When it comes to property division in a divorce, there are often retirement or pension plans that are on the table to be split between the divorcing spouses. Splitting a qualified retirement plan or pension plan in a divorce requires the preparation of a QDRO (qualified domestic relations order).
A QDRO allows for the division of qualified plan assets in a tax-deferred manner for the receiving spouse and provides that spouse with 60 days in which to roll it over into an IRA without penalty. If you want to take some money out for divorce expenses, you can make a one-time withdrawal before you do a rollover without incurring a 10% penalty, even if you are under age 59 1/2, but you will still have to pay income tax on that withdrawal.
Some IRA plans do not require a QDRO, so it is important for you to check with the company administering the IRA to determine if it is even required. Some administration companies only require a letter.
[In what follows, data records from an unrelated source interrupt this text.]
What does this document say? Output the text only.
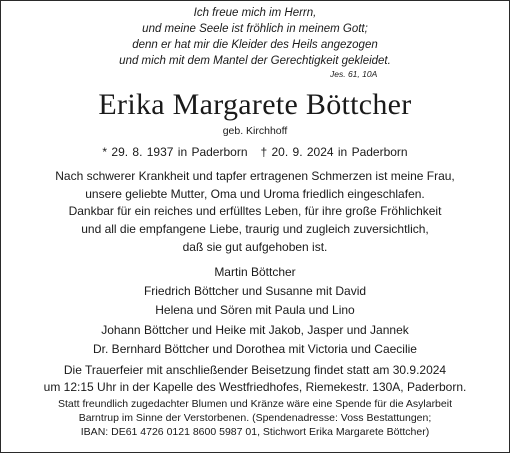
Ich freue mich im Herrn,
und meine Seele ist fröhlich in meinem Gott;
denn er hat mir die Kleider des Heils angezogen
und mich mit dem Mantel der Gerechtigkeit gekleidet.
Jes. 61, 10A
Erika Margarete Böttcher
geb. Kirchhoff
* 29. 8. 1937 in Paderborn   † 20. 9. 2024 in Paderborn
Nach schwerer Krankheit und tapfer ertragenen Schmerzen ist meine Frau,
unsere geliebte Mutter, Oma und Uroma friedlich eingeschlafen.
Dankbar für ein reiches und erfülltes Leben, für ihre große Fröhlichkeit
und all die empfangene Liebe, traurig und zugleich zuversichtlich,
daß sie gut aufgehoben ist.
Martin Böttcher
Friedrich Böttcher und Susanne mit David
Helena und Sören mit Paula und Lino
Johann Böttcher und Heike mit Jakob, Jasper und Jannek
Dr. Bernhard Böttcher und Dorothea mit Victoria und Caecilie
Die Trauerfeier mit anschließender Beisetzung findet statt am 30.9.2024
um 12:15 Uhr in der Kapelle des Westfriedhofes, Riemekestr. 130A, Paderborn.
Statt freundlich zugedachter Blumen und Kränze wäre eine Spende für die Asylarbeit
Barntrup im Sinne der Verstorbenen. (Spendenadresse: Voss Bestattungen;
IBAN: DE61 4726 0121 8600 5987 01, Stichwort Erika Margarete Böttcher)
If there is no QDRO in a settlement plan, the benefits of the retirement or pension plan will go directly to the participant owner of the plan. With a QDRO, administrators of your retirement plan or pension are officially notified that benefits are to be distributed according to a court order in a divorce action. Properly drafted, the order will address issues like survivor benefits so a surviving spouse can be assured of continuing to receive funds if the plan participant dies first.
How to Get a QDRO
Start by asking your qualified retirement account or pension administrator about their QDRO process. Some have standard forms and others require that the order be prepared by an actuary or a special preparer. Don’t try to DIY it. Ask your attorney for guidance.
Once approved by the plan administrator, the QDRO is entered as an order by the court and sent to the plan administrator to be fulfilled.